Use a simple, improved and high-speed RANSAC algorithm to analyse planes from a .ply point cloud file

Pre-requisite: Basic knowledge on Golang, point cloud files in .ply and the least square regression method

In this article, we try to use an improved RANSAC algorithm to analyze a cloud point file in .ply format, in order to get equations (ax + by + cz = d) which represent every a plane facade in it. At the mean time, a program 100% in Golang is implemented to read and write information to files in .ply format. Optimizations are done and performance improvements are achieved.

I. Data preparing

The point cloud data used here is collected by an Intel depth device. The relevant methods are discussed in the previous article. In case of using devices other than those fabricated by Intel, modifications should be applied to the program due to the differences in the way that the data and the header are arranged.

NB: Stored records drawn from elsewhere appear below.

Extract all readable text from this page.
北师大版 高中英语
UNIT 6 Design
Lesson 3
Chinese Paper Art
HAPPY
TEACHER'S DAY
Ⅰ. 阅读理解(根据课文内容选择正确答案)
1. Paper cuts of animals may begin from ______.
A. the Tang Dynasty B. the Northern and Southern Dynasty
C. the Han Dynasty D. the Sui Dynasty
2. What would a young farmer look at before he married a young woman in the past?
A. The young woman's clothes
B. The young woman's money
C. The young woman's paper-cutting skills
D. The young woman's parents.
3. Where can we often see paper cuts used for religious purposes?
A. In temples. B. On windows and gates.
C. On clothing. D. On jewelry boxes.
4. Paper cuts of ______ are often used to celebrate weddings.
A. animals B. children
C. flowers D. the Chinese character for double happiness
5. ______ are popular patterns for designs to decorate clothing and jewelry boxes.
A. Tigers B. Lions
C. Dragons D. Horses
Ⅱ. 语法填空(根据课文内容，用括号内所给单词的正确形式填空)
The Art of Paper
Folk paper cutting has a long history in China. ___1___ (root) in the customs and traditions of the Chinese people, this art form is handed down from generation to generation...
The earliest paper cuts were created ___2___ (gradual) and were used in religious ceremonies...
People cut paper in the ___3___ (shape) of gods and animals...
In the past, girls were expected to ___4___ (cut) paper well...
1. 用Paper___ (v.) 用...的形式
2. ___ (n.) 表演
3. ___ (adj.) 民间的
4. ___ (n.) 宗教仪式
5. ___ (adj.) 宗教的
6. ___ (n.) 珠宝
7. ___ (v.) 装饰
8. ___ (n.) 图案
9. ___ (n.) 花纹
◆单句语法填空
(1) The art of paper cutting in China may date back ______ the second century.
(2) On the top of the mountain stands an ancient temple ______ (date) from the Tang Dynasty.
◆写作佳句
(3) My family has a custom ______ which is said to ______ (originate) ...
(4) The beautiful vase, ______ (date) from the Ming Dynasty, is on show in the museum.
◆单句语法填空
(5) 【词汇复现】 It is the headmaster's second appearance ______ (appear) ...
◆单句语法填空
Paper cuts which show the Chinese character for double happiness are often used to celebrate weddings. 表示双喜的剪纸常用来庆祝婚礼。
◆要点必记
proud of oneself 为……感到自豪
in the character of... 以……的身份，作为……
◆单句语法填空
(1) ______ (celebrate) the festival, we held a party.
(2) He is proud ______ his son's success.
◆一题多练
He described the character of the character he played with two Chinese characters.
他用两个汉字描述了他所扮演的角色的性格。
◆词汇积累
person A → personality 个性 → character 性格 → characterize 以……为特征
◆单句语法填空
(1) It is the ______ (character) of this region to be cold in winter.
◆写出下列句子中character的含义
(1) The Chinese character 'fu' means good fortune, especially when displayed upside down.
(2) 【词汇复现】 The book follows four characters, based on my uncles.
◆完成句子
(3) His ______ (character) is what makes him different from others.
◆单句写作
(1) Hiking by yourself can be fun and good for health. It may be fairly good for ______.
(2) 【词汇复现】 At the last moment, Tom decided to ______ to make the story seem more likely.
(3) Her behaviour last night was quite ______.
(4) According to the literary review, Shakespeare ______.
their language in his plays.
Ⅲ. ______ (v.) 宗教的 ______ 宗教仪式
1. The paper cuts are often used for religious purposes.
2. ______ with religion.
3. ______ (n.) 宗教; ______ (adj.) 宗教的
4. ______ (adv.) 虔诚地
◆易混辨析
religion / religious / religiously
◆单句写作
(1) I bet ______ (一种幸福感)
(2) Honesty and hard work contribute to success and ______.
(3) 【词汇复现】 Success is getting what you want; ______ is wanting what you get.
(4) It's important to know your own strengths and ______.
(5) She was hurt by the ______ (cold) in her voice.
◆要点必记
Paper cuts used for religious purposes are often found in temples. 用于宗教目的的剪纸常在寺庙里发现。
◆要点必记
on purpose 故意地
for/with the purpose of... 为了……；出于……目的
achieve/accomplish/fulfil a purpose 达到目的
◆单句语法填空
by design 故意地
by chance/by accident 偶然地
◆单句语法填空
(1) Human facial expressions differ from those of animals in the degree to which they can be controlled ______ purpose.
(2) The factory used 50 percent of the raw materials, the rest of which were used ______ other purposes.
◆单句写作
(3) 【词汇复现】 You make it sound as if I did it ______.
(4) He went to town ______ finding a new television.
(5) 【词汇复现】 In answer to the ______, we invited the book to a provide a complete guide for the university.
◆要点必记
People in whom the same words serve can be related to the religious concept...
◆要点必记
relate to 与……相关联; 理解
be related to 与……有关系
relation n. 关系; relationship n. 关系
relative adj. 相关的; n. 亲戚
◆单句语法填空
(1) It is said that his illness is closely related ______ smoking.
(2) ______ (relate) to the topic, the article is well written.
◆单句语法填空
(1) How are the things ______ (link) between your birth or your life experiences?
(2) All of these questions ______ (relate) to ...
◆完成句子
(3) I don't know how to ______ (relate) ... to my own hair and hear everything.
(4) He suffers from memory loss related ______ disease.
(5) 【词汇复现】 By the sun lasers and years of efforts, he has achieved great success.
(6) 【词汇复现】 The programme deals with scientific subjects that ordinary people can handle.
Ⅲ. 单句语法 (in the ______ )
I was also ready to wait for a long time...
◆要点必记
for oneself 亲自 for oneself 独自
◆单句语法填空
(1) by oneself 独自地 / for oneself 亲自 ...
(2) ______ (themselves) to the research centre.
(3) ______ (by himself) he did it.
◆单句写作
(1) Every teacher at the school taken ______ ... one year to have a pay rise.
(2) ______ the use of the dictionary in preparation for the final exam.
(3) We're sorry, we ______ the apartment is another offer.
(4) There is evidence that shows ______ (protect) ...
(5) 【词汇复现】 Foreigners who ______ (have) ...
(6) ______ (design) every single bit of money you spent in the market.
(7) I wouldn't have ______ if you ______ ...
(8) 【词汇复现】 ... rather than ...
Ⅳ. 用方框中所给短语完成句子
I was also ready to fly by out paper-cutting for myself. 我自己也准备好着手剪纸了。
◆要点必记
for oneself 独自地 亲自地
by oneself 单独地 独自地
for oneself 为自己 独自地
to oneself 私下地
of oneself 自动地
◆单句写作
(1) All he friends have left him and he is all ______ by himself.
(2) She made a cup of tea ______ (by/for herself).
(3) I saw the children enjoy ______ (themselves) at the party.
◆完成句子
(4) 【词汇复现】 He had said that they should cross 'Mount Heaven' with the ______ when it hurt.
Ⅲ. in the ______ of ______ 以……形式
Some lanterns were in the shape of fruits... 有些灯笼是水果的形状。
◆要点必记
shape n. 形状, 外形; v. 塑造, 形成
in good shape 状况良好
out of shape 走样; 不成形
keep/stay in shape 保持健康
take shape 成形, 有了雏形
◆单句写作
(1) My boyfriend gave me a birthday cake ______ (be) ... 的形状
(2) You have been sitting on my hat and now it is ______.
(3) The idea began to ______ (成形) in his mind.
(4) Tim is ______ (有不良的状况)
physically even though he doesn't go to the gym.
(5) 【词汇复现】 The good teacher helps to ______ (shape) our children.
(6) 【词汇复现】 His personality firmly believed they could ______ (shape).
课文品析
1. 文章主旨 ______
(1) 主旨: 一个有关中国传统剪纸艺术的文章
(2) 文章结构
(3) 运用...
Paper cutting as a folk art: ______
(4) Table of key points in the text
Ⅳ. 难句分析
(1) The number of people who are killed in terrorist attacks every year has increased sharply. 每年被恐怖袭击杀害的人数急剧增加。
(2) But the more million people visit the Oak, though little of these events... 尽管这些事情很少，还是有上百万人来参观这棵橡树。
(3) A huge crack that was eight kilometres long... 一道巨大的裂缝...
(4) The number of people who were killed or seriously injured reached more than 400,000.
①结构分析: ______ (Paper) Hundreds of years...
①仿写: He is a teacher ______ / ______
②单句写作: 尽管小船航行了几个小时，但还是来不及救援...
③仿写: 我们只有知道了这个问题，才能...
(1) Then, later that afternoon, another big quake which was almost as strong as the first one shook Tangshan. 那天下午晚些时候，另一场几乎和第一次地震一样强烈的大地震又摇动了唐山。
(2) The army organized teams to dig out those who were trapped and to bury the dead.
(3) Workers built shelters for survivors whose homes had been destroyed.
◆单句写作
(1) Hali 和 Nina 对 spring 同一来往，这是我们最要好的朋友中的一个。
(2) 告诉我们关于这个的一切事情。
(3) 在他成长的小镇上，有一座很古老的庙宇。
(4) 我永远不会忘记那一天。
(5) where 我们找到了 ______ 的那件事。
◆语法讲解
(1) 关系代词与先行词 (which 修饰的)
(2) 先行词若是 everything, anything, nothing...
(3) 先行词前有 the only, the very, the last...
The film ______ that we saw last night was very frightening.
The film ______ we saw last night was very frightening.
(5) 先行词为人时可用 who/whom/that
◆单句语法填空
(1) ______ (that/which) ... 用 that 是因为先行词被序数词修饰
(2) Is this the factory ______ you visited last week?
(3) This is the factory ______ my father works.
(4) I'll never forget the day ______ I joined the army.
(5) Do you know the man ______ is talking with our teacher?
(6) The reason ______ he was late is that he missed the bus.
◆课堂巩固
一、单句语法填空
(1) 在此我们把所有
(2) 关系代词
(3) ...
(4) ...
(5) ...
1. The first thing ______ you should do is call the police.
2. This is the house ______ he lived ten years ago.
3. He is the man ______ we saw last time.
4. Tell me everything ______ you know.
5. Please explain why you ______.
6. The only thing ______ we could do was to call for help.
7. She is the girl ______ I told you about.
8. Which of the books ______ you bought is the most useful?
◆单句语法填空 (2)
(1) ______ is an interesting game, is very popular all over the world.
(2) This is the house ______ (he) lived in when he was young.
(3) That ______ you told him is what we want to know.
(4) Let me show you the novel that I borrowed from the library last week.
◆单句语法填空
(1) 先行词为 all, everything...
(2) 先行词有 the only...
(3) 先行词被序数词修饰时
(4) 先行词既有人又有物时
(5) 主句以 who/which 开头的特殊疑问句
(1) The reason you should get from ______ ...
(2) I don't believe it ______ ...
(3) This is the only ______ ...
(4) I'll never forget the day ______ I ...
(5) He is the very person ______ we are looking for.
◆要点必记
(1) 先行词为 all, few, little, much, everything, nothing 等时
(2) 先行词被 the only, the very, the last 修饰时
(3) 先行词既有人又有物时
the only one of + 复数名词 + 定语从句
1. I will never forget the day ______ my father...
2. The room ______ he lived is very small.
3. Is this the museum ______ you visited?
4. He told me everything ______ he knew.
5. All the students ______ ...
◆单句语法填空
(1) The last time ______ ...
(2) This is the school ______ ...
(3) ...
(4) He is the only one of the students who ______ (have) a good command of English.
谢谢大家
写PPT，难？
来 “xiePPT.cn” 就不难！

Here the data is coded in binary without any space or linefeed, while the header is in ASCII. When reading the file, the header should be parsed first to get useful information such as the quantity of vertices and faces. Then the information is used to read the body of the file.

2. Kernel algorithm

2.1 Start

The essential of RANSAC (Random SAmple Consensus) is to choose some samples randomly to construct a model. If the model satisfies the conditions, it will be kept, otherwise it will be dropped. This process will be repeated until the exit condition is satisfied. In this example, the model to construct is a plane and the samples are 3 points.

First, choose a batch of points randomly among all of the samples. This is to reduce the amount of calculation after in the iteration. A parameter should be given by user to define the number of the points in each batch. This parameter has influence on the time and the quality of the calculation.

// pick a batch of n vertices randomly from the vertex slice
vertexBatch := make([]plyfile.VertexMono, 0)
indexBatch := make([]int, 0)
for {
	indexRandom := r.Intn(len(vlist))

	// check if this vertex is already chosen. If not, append the vertex and its index to the batch
	if mymath.ExistIntList(indexBatch, indexRandom) {...}
	vertexBatch = append(vertexBatch, vlist[indexRandom])
	indexBatch = append(indexBatch, indexRandom)
	// end condition
	if len(vertexBatch) == volumeBatch {...}
}

2.2 Main iteration

Choose 3 points randomly to form a plane and compute the distance between all each point in the batch and this plane. If a point is enough near to the plane (controlled by a given parameter that defines the distance), it will be considered as an inline point. If the proportion of inline points in the batch surpasses a a given line, that plane will be a considered as validated and fed to the next step, otherwise this step will be repeated. After a given number of repetitions, the plane which has the most inline points will be taken into next step if none of them surpassed the minimal limit of inline points.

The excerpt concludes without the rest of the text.